Federal Judge Dismisses SEC Lawsuit Against HEX Founder

In a notable win for the crypto sector, a U.S. federal judge dismissed the SEC’s enforcement action against Richard Heart (founder of the HEX, PulseChain, and PulseX projects). The lawsuit, filed in July 2023, alleged that Mr. Heart raised more than US$1 billion via unregistered offerings and misappropriated at least US$12.1 million of investor funds for his own benefit.

On February 28, 2025, U.S. District Judge Carol Bagley Amon (Eastern District of New York) dismissed the case, concluding that the SEC failed to demonstrate sufficient U.S. jurisdiction over Heart’s alleged actions.

Specifically, the court found:

  • The online statements and promotional materials targeted a global audience, not the U.S. market.

  • The complaint did not show that transactions occurred with U.S.-based investors through U.S. exchanges or wallets.

  • The alleged misappropriation occurred via digital wallets and crypto platforms outside the U.S. and lacked any clear U.S. tie.

The dismissal marks a rare instance in which the SEC’s enforcement campaign in the crypto-asset space was rebuffed entirely.

LEGAL & REGULATORY ANALYSIS

1. Jurisdictional Hurdles & “Targeting” U.S. Investors
Under U.S. securities law (notably the Securities Act of 1933 and Securities Exchange Act of 1934), the SEC must show that securities offerings were directed to U.S. investors or otherwise had significant domestic connections. In Heart’s case, the court found the promotional materials globally accessible and not specifically targeted at U.S. persons.

This highlights a key defense in crypto enforcement: if the issuer’s outreach and operations are global and not explicitly U.S.-focussed, the SEC’s ability to exert jurisdiction may weaken.

2. Unregistered Offerings & Securities Characterization
The SEC’s original complaint alleged that HEX, PulseChain, and PulseX constituted unregistered securities (via tokens, “staking” returns, and yield promises).

However, because the court dismissed on jurisdictional grounds, it did not rule on whether the tokens were actually securities. Instead, the ruling means the SEC must decide whether to appeal, refile with stronger U.S. nexus evidence, or abandon the matter.

3. Fraud / Misappropriation Claims
The complaint claimed Heart misused investor funds to purchase luxury items and that a portion of the proceeds was diverted. The court found the SEC did not sufficiently tie those acts to U.S.-based transactions or U.S. wallets.

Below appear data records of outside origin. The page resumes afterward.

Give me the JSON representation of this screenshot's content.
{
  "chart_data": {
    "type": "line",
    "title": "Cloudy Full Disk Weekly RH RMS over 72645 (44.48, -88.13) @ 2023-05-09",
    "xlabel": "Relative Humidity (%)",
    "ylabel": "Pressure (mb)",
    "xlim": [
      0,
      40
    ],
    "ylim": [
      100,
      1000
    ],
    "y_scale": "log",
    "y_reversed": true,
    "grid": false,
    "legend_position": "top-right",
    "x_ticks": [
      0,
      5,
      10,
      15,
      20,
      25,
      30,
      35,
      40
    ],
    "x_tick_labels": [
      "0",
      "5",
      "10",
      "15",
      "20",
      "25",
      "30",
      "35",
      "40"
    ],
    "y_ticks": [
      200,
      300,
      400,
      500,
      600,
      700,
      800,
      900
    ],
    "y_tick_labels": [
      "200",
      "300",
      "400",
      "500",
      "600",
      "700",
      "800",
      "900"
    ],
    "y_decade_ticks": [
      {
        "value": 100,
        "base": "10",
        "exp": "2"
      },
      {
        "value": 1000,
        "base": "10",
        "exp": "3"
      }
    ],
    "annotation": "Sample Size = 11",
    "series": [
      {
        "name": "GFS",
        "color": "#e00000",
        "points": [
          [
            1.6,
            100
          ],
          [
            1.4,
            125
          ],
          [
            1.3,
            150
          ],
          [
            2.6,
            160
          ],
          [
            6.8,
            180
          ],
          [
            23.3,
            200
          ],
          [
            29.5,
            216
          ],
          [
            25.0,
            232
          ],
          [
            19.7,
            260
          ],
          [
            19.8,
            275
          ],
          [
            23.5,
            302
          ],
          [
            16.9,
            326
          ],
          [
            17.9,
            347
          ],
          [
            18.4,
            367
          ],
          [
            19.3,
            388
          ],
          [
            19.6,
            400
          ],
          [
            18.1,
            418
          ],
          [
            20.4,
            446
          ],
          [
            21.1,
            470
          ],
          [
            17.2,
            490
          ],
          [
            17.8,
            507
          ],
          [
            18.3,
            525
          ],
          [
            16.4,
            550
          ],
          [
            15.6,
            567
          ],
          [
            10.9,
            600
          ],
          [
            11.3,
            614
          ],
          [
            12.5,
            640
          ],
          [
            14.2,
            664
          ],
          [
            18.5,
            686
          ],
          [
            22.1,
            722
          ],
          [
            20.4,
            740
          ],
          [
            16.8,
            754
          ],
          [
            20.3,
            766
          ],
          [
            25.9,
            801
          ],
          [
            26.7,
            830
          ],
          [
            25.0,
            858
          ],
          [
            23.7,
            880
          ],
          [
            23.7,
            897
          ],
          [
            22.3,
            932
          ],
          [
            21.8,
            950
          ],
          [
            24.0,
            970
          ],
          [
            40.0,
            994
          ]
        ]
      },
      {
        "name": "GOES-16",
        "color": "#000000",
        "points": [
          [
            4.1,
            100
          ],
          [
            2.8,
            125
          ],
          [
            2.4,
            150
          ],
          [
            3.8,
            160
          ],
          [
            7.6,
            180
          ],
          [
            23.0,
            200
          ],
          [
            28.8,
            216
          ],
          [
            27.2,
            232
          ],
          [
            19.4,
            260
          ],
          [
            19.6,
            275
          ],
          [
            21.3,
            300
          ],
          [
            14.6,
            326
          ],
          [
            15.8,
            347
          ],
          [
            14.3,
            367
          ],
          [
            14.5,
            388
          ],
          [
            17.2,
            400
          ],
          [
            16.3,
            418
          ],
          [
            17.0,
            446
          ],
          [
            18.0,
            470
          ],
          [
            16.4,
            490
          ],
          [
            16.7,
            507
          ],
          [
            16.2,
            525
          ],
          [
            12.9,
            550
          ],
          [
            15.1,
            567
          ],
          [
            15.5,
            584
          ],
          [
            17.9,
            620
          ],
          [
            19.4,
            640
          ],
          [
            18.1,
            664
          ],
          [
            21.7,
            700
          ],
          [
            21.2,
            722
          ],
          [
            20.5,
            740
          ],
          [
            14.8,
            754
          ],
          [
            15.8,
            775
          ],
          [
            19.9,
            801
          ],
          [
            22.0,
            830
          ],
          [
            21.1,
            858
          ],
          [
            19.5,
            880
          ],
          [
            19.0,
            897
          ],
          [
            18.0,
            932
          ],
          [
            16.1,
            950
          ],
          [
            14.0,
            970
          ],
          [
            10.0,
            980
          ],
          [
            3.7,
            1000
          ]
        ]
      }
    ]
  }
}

From a legal perspective, even compelling allegations of fraud must be connected to U.S. law and territory to give the SEC standing.

4. Implications for Crypto Enforcement Strategy
This decision may moderate momentum in the SEC’s crypto enforcement playbook. It suggests that for large crypto-asset cases involving overseas operations or global offerings, the question of where and to whom tokens were offered is as crucial as the substance of the offering itself.

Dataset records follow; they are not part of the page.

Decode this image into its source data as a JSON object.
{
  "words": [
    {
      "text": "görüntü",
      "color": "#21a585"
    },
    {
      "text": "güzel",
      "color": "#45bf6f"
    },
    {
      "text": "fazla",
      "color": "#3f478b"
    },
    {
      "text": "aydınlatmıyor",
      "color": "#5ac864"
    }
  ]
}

It may also encourage international token issuers to structure offerings in ways that minimize U.S. exposure, though this raises reputational and regulatory risk in other jurisdictions.

KEY TAKEAWAYS

  • Issuers & Token Projects: When structuring offerings, ensure documentation clearly addresses jurisdiction, investor residency, wallet location, and marketing geography. A lack of U.S. nexus may provide a defense, but strong compliance begins with proper registration or exemption review.

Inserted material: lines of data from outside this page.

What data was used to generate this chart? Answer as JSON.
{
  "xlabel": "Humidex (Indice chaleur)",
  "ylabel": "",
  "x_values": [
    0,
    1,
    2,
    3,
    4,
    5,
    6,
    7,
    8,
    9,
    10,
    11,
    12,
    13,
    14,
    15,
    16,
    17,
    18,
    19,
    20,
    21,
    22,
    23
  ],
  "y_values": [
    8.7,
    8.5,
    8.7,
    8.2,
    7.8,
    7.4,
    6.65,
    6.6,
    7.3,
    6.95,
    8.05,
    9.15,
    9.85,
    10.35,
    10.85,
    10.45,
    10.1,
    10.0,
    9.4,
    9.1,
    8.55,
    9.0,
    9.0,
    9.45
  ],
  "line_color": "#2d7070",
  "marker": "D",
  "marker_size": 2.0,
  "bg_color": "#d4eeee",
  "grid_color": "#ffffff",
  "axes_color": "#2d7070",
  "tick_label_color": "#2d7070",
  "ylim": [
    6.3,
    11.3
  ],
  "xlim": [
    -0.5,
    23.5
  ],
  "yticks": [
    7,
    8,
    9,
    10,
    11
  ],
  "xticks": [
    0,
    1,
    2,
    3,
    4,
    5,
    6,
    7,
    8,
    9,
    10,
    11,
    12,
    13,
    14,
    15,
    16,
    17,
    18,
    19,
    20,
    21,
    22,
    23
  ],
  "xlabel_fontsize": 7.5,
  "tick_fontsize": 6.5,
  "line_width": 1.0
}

  • Advisors & Counsel: Legal advisors should emphasize the need for jurisdictional mapping (who is offered, where funds originate, where wallets are located). It’s insufficient to rely solely on global-access tokens as a shield.

  • Investors: Even where tokens may appear unregistered or risky, the ability of regulators to act depends on proof of U.S. nexus. Due diligence should include jurisdictional footprints, not just token economics.

  • Regulation: The ruling signals limits to the SEC’s reach and suggests future enforcement may require stronger facts of U.S. connection or partnerships with foreign regulators.

The Heart case is significant not because it resolves the core issue of how crypto tokens should be regulated, but because it underscores jurisdiction as a gatekeeper. Though the SEC’s allegations were serious — unregistered offerings, fraud, luxury-asset purchases — the court’s ruling turned on the ability to tie those actions to the U.S. legal regime.

For now, issuers outside the U.S. or globally oriented may view the decision as a legal victory. But it should not be interpreted as a carte-blanche for non-compliance. The SEC retains other tools and may appeal or adjust its strategy. For stakeholders in the crypto space, jurisdictional design and registration strategy remain paramount.

This case serves as a crucial reminder: enforcing U.S. securities law in the digital-asset space remains highly fact-specific, and each case is unique. Preparation, documentation, and architectural clarity are key.